緊張したような面持ちだ。そのくせ目がかち合うと、視線を泳がせ、うつむいてしまう。
「なにか用か?」
娘は顔を真っ赤にして、かたくなに黙りこくっている。
不都合でもあったかと、ケネルは道を引き返した。娘は何事かためらうように、小柄な肩を固くして、両手でスカートをつかんでいる。
「──あ、あのっ!──あのっ!」
目をみはり、じりじり身を引き、後ずさる。
ああ、とケネルは気がついた。地面で三人が失神していることに。
相手は荒事には縁のない、遊牧民の小娘だ。こんな場面に出くわせば、おびえてしまうのも無理はない。
なるべく怖がらせないよう距離をとり、穏やかな口調で水を向けた。
「遠慮はいらない。用があるなら言ってくれ」
「……買って、くれませんか?」
うつむいた娘の口から、蚊の鳴くような小声が漏れた。
ケネルは怪訝に娘を見た。見たところ、物売りのようには見えないが。なるほど娘の足元には、古びた籠が置いてある。だが、水を汲む容器らしき物が一つ入っているきりで、他に商品らしき物はない。
「どこにあるんだ? 売り物は」
「──ほ、他の人達は恐くって!」
娘が顔を振りあげた。
「でも、あの、隊長さんなら、わたし……」
陸にあがった魚よろしくパクパク口を開閉している。小刻みに震える必死な声。硬くスカートを握った手。真っ赤にほてった真剣な面持ち。
「──ああ。なるほど」
ぎこちなく訴える娘の意図を、ケネルはようやく理解した。
苦笑いして、頭を掻く。つまり、小遣い稼ぎをしたいのだ。小さな声を聞き取るために知らずかがめた背を起こし、穏やかに凪いだ木立を眺めた。「だが、あんたはまだ、子供だろう」
「わ、わたしじゃ、だめですかっ!」
勢いこんで、娘は訊く。
「だめですか? わたしなんかじゃ、だめですか? こんな成りをしてるから?」
唖然と、ケネルは口をつぐんだ。
娘は真摯に顔を見つめ、すがり付くように食い下がる。

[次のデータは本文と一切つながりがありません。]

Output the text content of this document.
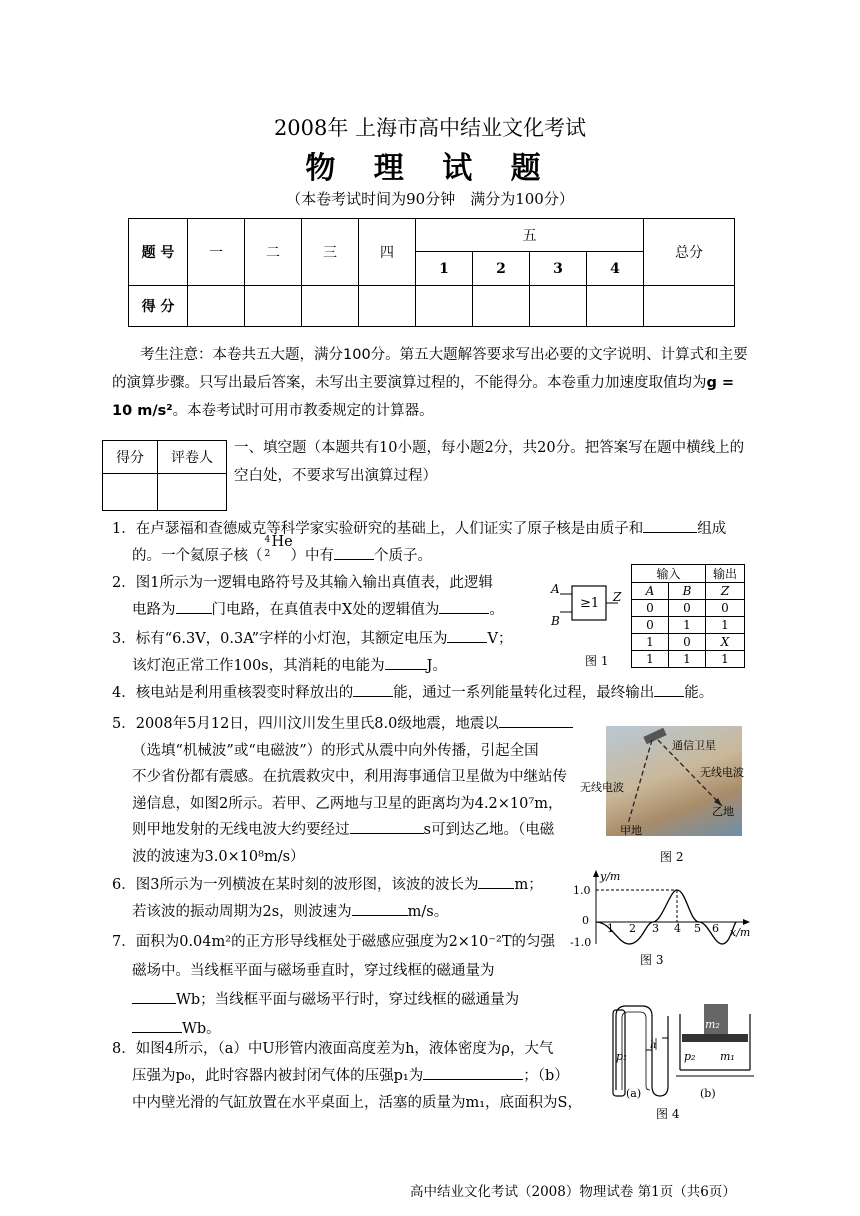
2008年 上海市高中结业文化考试
物 理 试 题
（本卷考试时间为90分钟　满分为100分）
题 号	一	二	三	四	五				总分
					1	2	3	4	
得 分									
考生注意：本卷共五大题，满分100分。第五大题解答要求写出必要的文字说明、计算式和主要的演算步骤。只写出最后答案，未写出主要演算过程的，不能得分。本卷重力加速度取值均为g = 10 m/s²。本卷考试时可用市教委规定的计算器。
得分	评卷人

一、填空题（本题共有10小题，每小题2分，共20分。把答案写在题中横线上的空白处，不要求写出演算过程）
1．在卢瑟福和查德威克等科学家实验研究的基础上，人们证实了原子核是由质子和	组成
的。一个氦原子核（
4
2
He
）中有	个质子。
2．图1所示为一逻辑电路符号及其输入输出真值表，此逻辑
电路为 门电路，在真值表中X处的逻辑值为	。
3．标有“6.3V，0.3A”字样的小灯泡，其额定电压为	V；
该灯泡正常工作100s，其消耗的电能为	J。
A
B
Z
≥1
图 1
输入		输出
A	B	Z
0	0	0
0	1	1
1	0	X
1	1	1
4．核电站是利用重核裂变时释放出的	能，通过一系列能量转化过程，最终输出 能。
5．2008年5月12日，四川汶川发生里氏8.0级地震，地震以
（选填“机械波”或“电磁波”）的形式从震中向外传播，引起全国
不少省份都有震感。在抗震救灾中，利用海事通信卫星做为中继站传
递信息，如图2所示。若甲、乙两地与卫星的距离均为4.2×10⁷m，
则甲地发射的无线电波大约要经过	s可到达乙地。（电磁
波的波速为3.0×10⁸m/s）
通信卫星
无线电波
无线电波
甲地
乙地
图 2
6．图3所示为一列横波在某时刻的波形图，该波的波长为 m；
若该波的振动周期为2s，则波速为	m/s。
y/m
1.0
0
-1.0
1 2 3 4 5 6 x/m
图 3
7．面积为0.04m²的正方形导线框处于磁感应强度为2×10⁻²T的匀强
磁场中。当线框平面与磁场垂直时，穿过线框的磁通量为
Wb；当线框平面与磁场平行时，穿过线框的磁通量为
Wb。
8．如图4所示，（a）中U形管内液面高度差为h，液体密度为ρ，大气
压强为p₀，此时容器内被封闭气体的压强p₁为	；（b）
中内壁光滑的气缸放置在水平桌面上，活塞的质量为m₁，底面积为S，
p₁
h
p₂ m₁
m₂
(a)	(b)
图 4
高中结业文化考试（2008）物理试卷 第1页（共6页）
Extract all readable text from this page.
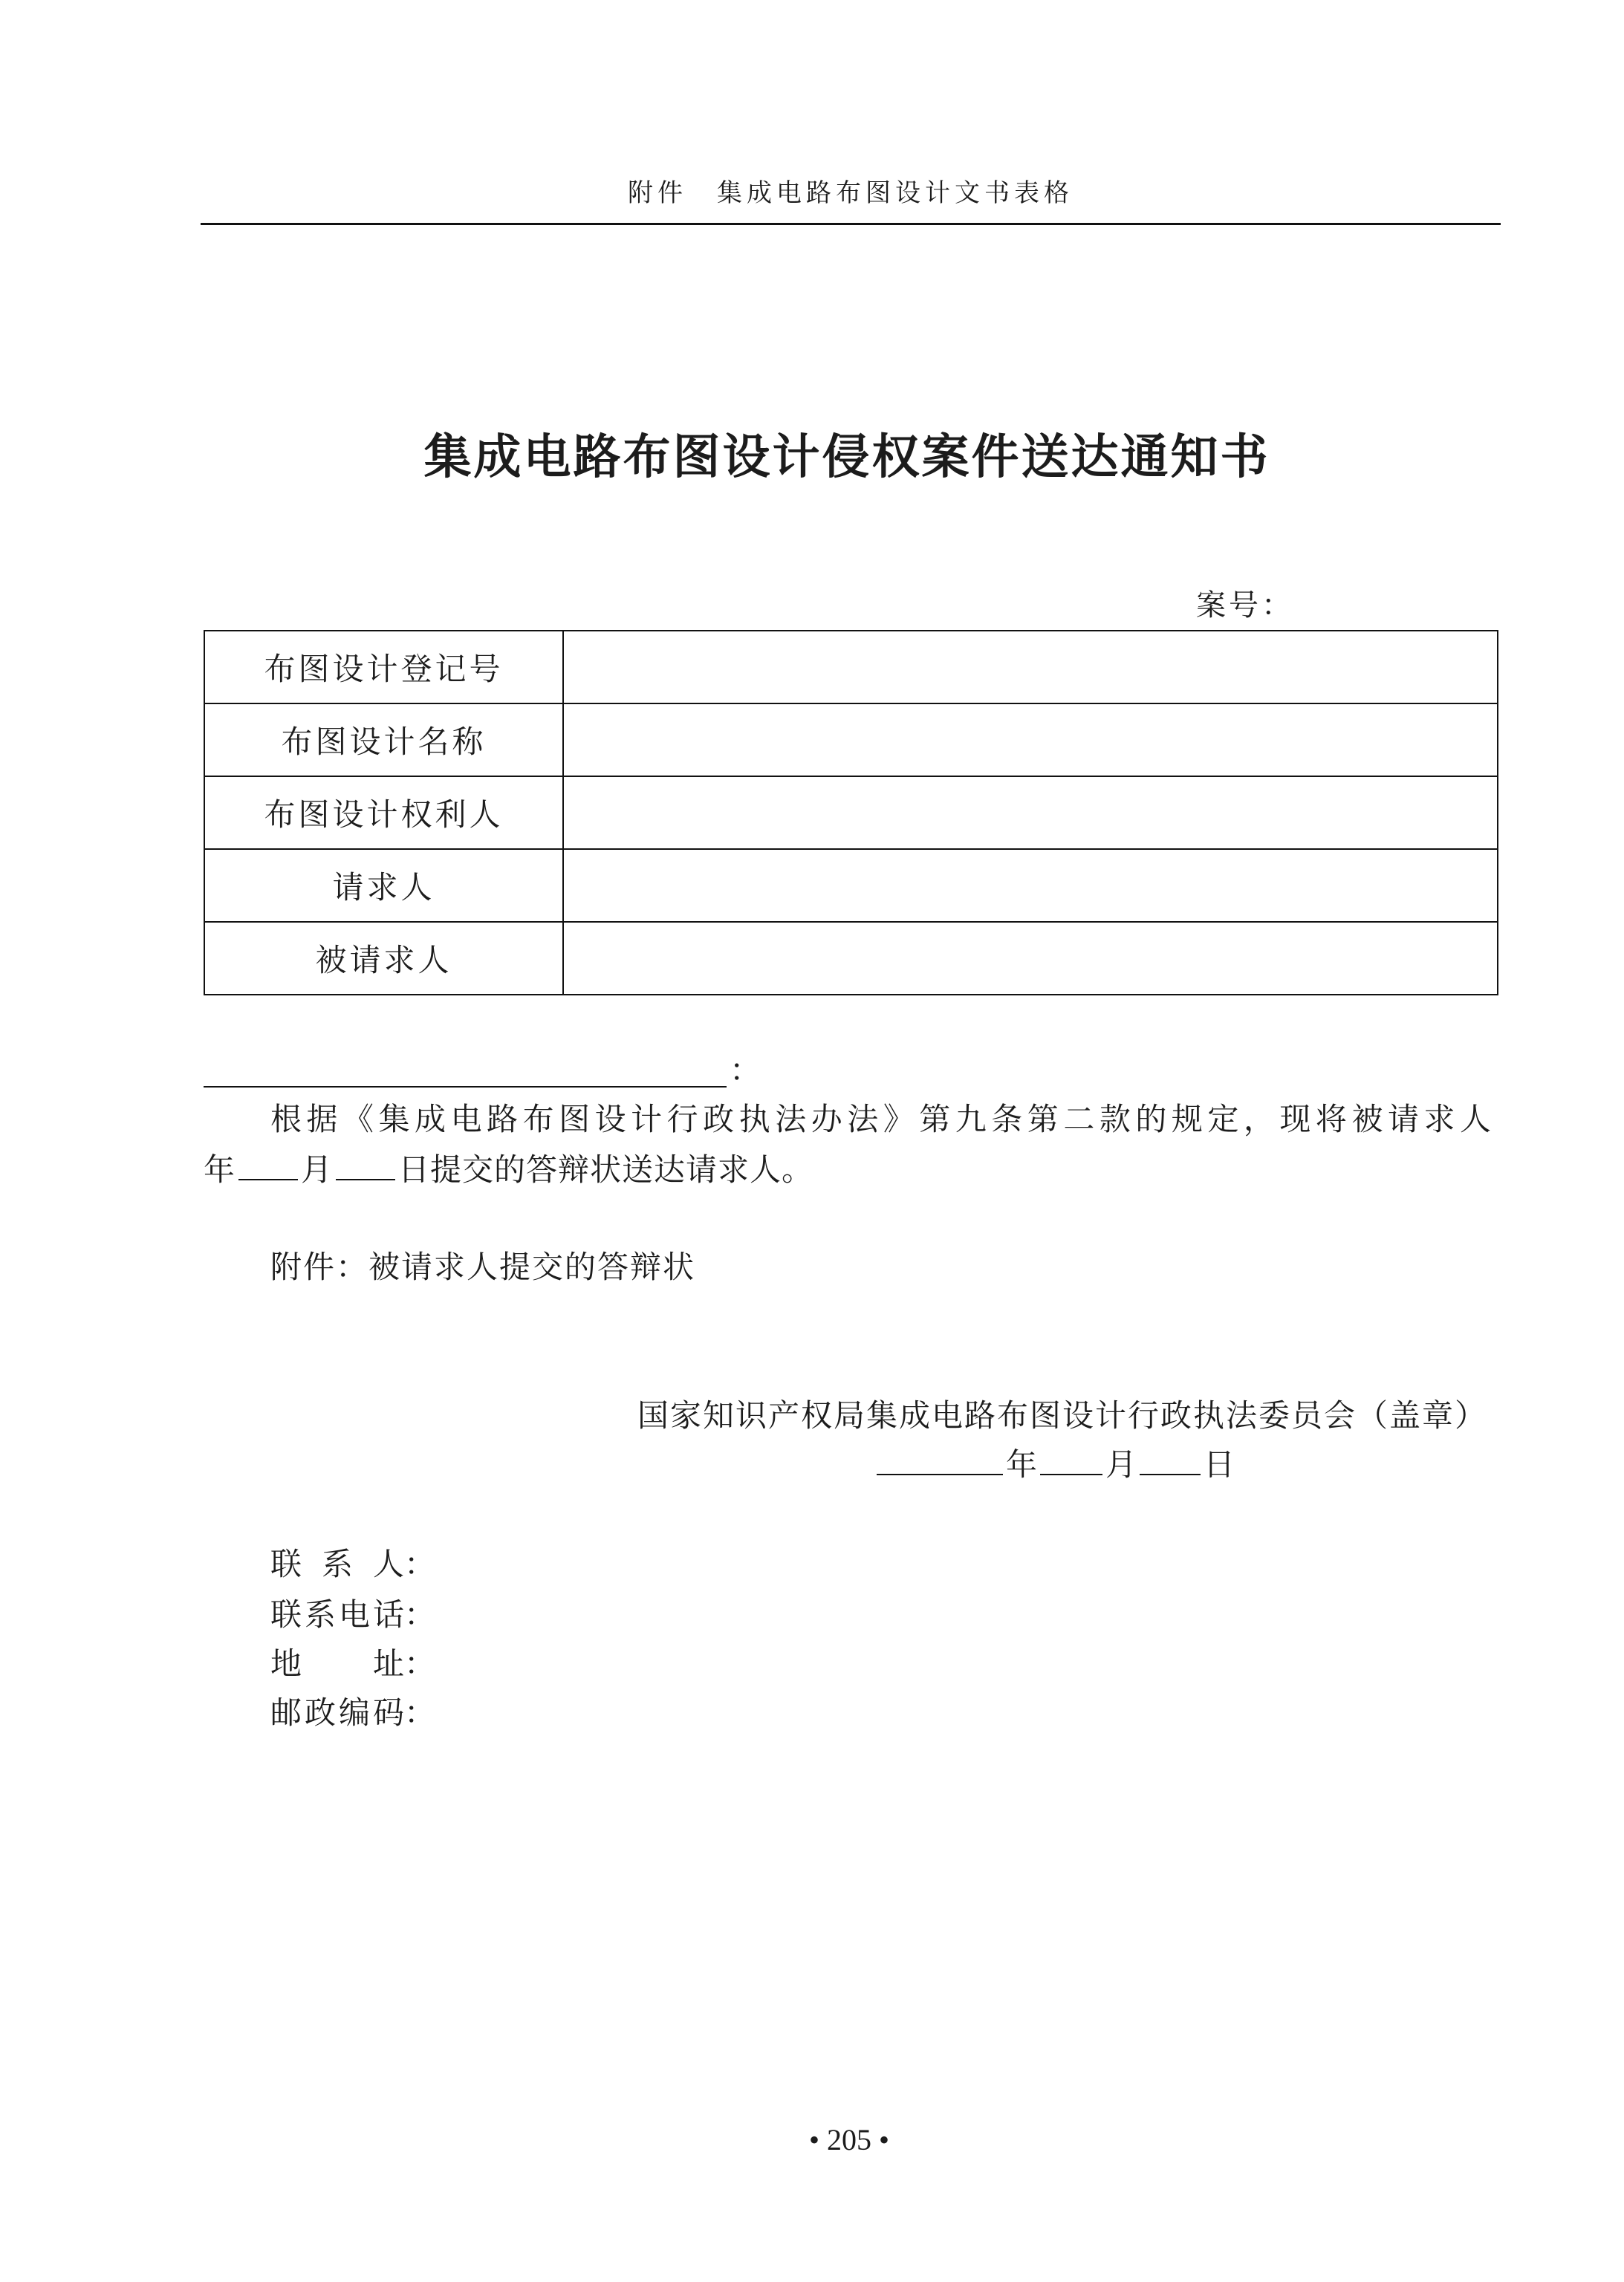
附件 集成电路布图设计文书表格
集成电路布图设计侵权案件送达通知书
案号：
布图设计登记号
布图设计名称
布图设计权利人
请求人
被请求人
：
根据《集成电路布图设计行政执法办法》第九条第二款的规定，现将被请求人
年 月 日提交的答辩状送达请求人。
附件：被请求人提交的答辩状
国家知识产权局集成电路布图设计行政执法委员会（盖章）
年 月 日
联 系 人 ：
联系电话 ：
地　　址 ：
邮政编码 ：
• 205 •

「あ、あの! わたしは隊長さんに──」
「悪いが、移動の途中なんだ」
びくり、と娘が言葉を呑んだ。
目をみはって凍りついた娘に、ケネルはやんわり言い聞かせる。「そろそろ、俺も戻らないと」
「……そう、ですか」
心ここにあらずの面持ちで、娘は口の中で返事をした。今の気負いが嘘のようにぼんやりと放心している。
「悪いな」
はっと我に返って、足元の籠を引ったくった。
ぺこり、とあわただしく一礼し、娘はそそくさ歩き出す。
「──ああ、ちょっと待て。あんた」
しゃにむに逃げようとするその腕を、ケネルはとっさに捕まえた。
長い三つ編みを振り払い、娘が口を引き結んで振りかえる。涙ぐみ、耳たぶまで赤く染まっている。
つかんだ腕はそのままに、ケネルは上着の懐を探った。「この近辺と西の林には立ち入らないでくれないか。部隊が移動するまででいい」
「……え?」
「気の荒い連中につきまとわれているらしくてな。この手の輩が潜むには、こうした森は格好だ」
紙幣を数枚、札入れから抜き出して、娘の手に握らせた。
「そう皆に伝えてくれ。迷惑をかけて、すまないと」
娘がおずおず掌を見た。
弾かれたように目をあげる。「……こ、こんなに?」
「頼む」
手の紙幣と、伸びた賊とを、娘は呆然と見比べている。「あ、あの──でも、この人達はどうしたら」
「放っておいていい。気づけば、勝手に帰るだろう」
「でも、怪我をしているみたいで、みんなに知らせてきた方が──」
「あんたは近寄らない方がいい」
びくり、と娘が薄い肩を震わせた。
語調のきつさに気がついて、ケネルは口調を和らげる。
「こうした輩は、腹いせに何をするか、わからない。この有り様だから、あんたを襲う気力はないだろうが、万が一ということもある」
娘はそれでも、ぎこちなく賊たちを見比べている。怪我人を捨て置くことに、やはり抵抗があるようだ。
「大丈夫だ。死にはしない。あんたも戻った方がいい」
手の札を握りしめ、娘がようやくうなずいた。
「じゃあ、これでな」
ぼうっと顔を見ていた娘が、はっ、としたように身じろいだ。
ぺこり、とあわてて頭を下げ、長い三つ編みを大きく振って、元いた藪へ逃げるように飛びこむ。退去を促されたということに、ようやく気づいたものらしい。
ガサガサあわただしい藪の音が、次第次第に遠ざかる。
ケネルはそれを見届けて、木漏れ日の道に目を戻した。部隊の待機する草原へ、樹海の風道を歩き出す。
娘を一人歩きさせるには、樹海はいささか危険だが、送り届けてやるまでもあるまい。賊はしばらく伸びているだろうし、原野で暮らす遊牧民は、森の諸事に慣れている。